Characterization of Orange Peel Waste and Valorization to Obtain Reducing Sugars

Annually, millions of tons of foods are generated with the purpose to feed the growing world population. One particular eatable is orange, the production of which in 2018 was 75.54 Mt. One way to valorize the orange residue is to produce bioethanol by fermenting the reducing sugars generated from orange peel. Hence, the objective of the present work was to determine the experimental conditions to obtain the maximum yield of reducing sugars from orange peel using a diluted acid hydrolysis process. A proximate and chemical analysis of the orange peel were conducted.
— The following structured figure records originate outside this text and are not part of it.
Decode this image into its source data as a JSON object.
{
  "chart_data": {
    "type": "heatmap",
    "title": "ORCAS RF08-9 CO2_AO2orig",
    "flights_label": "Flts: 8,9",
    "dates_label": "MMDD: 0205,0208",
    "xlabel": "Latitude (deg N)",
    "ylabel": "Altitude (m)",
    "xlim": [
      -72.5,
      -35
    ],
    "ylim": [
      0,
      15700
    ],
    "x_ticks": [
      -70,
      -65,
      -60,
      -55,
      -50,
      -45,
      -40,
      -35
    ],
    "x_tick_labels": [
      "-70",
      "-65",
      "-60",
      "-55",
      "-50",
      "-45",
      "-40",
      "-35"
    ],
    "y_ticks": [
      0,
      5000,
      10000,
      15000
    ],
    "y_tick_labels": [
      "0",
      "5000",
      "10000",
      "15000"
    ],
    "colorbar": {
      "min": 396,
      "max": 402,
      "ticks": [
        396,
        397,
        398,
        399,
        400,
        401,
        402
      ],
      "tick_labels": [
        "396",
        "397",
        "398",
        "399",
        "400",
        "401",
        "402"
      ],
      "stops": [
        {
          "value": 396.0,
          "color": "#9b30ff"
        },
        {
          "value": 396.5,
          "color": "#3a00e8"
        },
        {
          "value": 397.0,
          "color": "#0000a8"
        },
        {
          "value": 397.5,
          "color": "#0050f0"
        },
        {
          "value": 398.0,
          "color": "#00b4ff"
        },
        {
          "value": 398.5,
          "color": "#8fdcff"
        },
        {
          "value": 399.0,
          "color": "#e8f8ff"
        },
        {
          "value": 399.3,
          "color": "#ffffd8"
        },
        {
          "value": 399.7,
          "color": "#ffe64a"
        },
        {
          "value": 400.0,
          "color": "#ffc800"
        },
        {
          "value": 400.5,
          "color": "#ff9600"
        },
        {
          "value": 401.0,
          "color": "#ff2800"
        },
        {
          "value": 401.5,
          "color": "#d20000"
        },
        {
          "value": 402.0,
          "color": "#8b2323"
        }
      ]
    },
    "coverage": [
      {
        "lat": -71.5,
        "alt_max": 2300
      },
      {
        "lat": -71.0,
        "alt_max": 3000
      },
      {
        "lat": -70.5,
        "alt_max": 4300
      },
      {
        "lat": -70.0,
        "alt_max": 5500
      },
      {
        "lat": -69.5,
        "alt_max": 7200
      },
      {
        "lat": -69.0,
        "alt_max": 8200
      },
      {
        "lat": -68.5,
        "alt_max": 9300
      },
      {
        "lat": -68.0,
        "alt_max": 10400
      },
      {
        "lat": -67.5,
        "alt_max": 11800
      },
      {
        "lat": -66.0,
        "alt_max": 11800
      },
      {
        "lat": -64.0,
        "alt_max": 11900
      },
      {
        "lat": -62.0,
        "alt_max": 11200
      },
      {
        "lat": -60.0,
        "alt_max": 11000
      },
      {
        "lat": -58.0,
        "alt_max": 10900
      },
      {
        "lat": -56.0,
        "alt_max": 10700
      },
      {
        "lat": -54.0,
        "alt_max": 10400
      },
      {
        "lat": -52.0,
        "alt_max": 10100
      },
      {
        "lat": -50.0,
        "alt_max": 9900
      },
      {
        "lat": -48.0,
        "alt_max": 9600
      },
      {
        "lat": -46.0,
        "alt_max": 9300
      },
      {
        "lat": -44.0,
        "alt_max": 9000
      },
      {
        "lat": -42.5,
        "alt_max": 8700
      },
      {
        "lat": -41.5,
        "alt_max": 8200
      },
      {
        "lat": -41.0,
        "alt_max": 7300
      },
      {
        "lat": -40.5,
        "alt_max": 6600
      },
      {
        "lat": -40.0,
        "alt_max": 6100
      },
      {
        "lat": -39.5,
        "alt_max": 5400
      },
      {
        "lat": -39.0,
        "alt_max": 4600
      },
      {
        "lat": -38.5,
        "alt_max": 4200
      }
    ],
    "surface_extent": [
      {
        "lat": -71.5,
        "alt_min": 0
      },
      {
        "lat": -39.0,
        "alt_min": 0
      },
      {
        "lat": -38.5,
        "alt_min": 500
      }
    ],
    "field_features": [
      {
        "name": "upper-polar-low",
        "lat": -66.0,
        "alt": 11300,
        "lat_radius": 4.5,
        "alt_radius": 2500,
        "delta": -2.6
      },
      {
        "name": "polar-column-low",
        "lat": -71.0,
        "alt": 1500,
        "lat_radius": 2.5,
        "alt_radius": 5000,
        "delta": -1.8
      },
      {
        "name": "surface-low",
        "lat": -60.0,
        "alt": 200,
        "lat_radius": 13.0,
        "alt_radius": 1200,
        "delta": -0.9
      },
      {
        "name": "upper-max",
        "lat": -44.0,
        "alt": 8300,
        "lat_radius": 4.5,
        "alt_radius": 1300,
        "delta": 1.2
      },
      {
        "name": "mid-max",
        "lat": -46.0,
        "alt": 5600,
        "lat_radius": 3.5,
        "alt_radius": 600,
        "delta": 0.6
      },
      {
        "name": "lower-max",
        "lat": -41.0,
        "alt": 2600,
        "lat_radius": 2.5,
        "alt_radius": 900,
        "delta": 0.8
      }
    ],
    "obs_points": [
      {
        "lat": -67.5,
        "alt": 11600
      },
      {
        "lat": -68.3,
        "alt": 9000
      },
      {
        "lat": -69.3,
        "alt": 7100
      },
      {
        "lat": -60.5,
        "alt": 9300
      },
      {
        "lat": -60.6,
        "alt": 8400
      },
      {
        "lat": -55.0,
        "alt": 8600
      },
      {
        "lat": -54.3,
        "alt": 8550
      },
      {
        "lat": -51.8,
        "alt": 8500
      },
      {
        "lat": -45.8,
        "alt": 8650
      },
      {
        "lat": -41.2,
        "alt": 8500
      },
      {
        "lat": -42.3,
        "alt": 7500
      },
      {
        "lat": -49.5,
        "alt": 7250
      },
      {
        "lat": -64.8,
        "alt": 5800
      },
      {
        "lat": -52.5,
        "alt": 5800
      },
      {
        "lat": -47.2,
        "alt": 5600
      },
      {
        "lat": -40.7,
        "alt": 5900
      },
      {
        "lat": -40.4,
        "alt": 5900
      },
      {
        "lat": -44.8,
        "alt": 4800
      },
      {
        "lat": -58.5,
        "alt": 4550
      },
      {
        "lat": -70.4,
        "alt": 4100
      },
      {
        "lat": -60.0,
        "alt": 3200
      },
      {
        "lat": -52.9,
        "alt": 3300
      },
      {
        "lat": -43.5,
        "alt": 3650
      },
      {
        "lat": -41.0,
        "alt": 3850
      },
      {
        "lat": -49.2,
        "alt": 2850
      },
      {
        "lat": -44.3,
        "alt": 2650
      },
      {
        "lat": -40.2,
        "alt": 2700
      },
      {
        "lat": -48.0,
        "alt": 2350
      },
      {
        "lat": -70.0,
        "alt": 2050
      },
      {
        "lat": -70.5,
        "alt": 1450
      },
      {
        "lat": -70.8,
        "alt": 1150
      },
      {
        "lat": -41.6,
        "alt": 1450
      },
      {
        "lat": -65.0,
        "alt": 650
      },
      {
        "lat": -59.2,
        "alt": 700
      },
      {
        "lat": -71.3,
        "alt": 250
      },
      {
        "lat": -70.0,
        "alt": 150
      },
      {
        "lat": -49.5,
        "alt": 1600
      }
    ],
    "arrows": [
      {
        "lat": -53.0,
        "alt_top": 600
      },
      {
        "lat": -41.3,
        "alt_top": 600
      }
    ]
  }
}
For the hydrolysis, two factorial designs were prepared to measure the glucose and fructose concentration with the 3,5-DNS acid method and UV-Visible spectroscopy. The factors were acid concentration, temperature and hydrolysis time. After the hydrolysis, the orange peel samples were subjected to an elemental SEM-EDS analysis. The results for the orange peel were 73.530% of moisture, 99.261% of volatiles, 0.052% of ash, 0.687% of fixed carbon, 19.801% of lignin, 69.096% of cellulose and 9.015% of hemicellulose. The highest concentration of glucose and fructose were 24.585 and 9.709 g/L, respectively. The results highlight that sugar production is increased by decreasing the acid concentration.